Plays served several purposes for the women’s suffrage movement, including the opportunity to speak to the public. “They wanted to persuade the audience to join up,” explains Professor Cockin, “so a lot of the stories are ‘conversion narratives’, where a suffrage activist converts an initially anti-suffrage character. “Edith Craig was interviewed by one of the women’s suffrage newspapers and said ‘one play is worth a hundred speeches’. She was convinced of the power of theatre.” There’s evidence she was right.

One play, A Pageant of Great Women written by Cicely Hamilton, was performed across the country between 1909 and 1912, including Ipswich, close to our Colchester Campus, on 20 October 1910. Newspaper reviews described large crowds of cheering women and one performance in Sunderland alone attracted an audience of 2,000.

Those audiences brought another benefit: funding.

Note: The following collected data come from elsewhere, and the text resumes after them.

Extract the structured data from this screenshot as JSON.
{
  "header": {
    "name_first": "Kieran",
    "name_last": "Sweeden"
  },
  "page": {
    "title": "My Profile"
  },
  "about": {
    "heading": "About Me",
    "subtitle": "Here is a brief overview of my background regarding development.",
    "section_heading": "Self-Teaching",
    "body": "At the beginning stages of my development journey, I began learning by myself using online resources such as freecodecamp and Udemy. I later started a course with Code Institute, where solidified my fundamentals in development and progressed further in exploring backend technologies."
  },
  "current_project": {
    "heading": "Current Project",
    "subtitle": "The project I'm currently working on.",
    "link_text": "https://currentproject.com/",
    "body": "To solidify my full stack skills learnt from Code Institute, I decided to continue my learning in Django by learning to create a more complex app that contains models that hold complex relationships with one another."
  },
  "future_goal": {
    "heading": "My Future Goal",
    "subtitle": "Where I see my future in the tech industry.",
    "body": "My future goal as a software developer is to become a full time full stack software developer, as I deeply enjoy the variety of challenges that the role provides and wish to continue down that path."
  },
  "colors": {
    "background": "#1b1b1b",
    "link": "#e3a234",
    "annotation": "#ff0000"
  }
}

Sales of tickets, souvenir programmes, photographs of the leading actors and copies of the published play all helped fund women’s suffrage organisations’ activities, from printing promotional material to paying costs arising from militant suffragettes’ law-breaking and prison sentences.

The plays also empowered activists. In A Pageant of Great Women the character of Woman argues for the vote by describing the achievements of a parade of up to 90 ‘great women from history’. These historical figures were played by suffrage activists, not professional actors.

“Taking part in the play was transformational,” says Professor Cockin. “One advert asking people to get involved at Beckenham says ‘Come to the public hall, Beckenham, and realise your beliefs that women have been great!’.”

Professor Katharine Cockin
“Edith Craig was convinced of the power of theatre.”
Professor Katharine Cockin Department of Literature, Film, and Theatre Studies

Nearly 30 years of new discoveries

Professor Cockin’s interest in Craig started in 1989 during her PhD, when she learned about the National Trust’s collection of documents relating to Craig at Smallhythe Place in Kent, the former home of Craig’s mother, Victorian actress Ellen Terry. Professor Cockin said: “I was interested in political theatre and here was a fascinating archive that needed to be worked on.

With AHRC funding she produced an online description catalogue of the National Trust’s Ellen Terry and Edith Craig archive of over 20,000 documents. That catalogue enabled much of the collection to be loaned to the British Library, bringing it to a wider audience. Thanks to Professor Cockin’s follow-up AHRC-funded project, Theatrical Ancestors – a database of more than 34,000 theatrical records – you can find out if members of your family were involved in Victorian and Edwardian theatre.

Three decades on, while researching her most recent book, Edith Craig and the Theatres of Art (2017), Professor Cockin made exciting new discoveries in Craig’s papers, including a previously unknown musical score by composer Dame Ethel Smyth, and evidence that James Joyce wanted Craig to direct his play, Exiles. “We’re still discovering things - there’s more to learn about women’s suffrage theatre, the part it played in publicising the arguments and persuading audiences, as well as inspiring artists and writers in the period before the First World War and the most well-known phase of the modernist movement.

In 2018 Professor Cockin will be giving a keynote talk at the People’s History Museum, Manchester on 10 March and talks at Jaywick Martello Tower on 26 October and Essex Record Office on 6 and 13 November as the centenary of women’s enfranchisement is marked.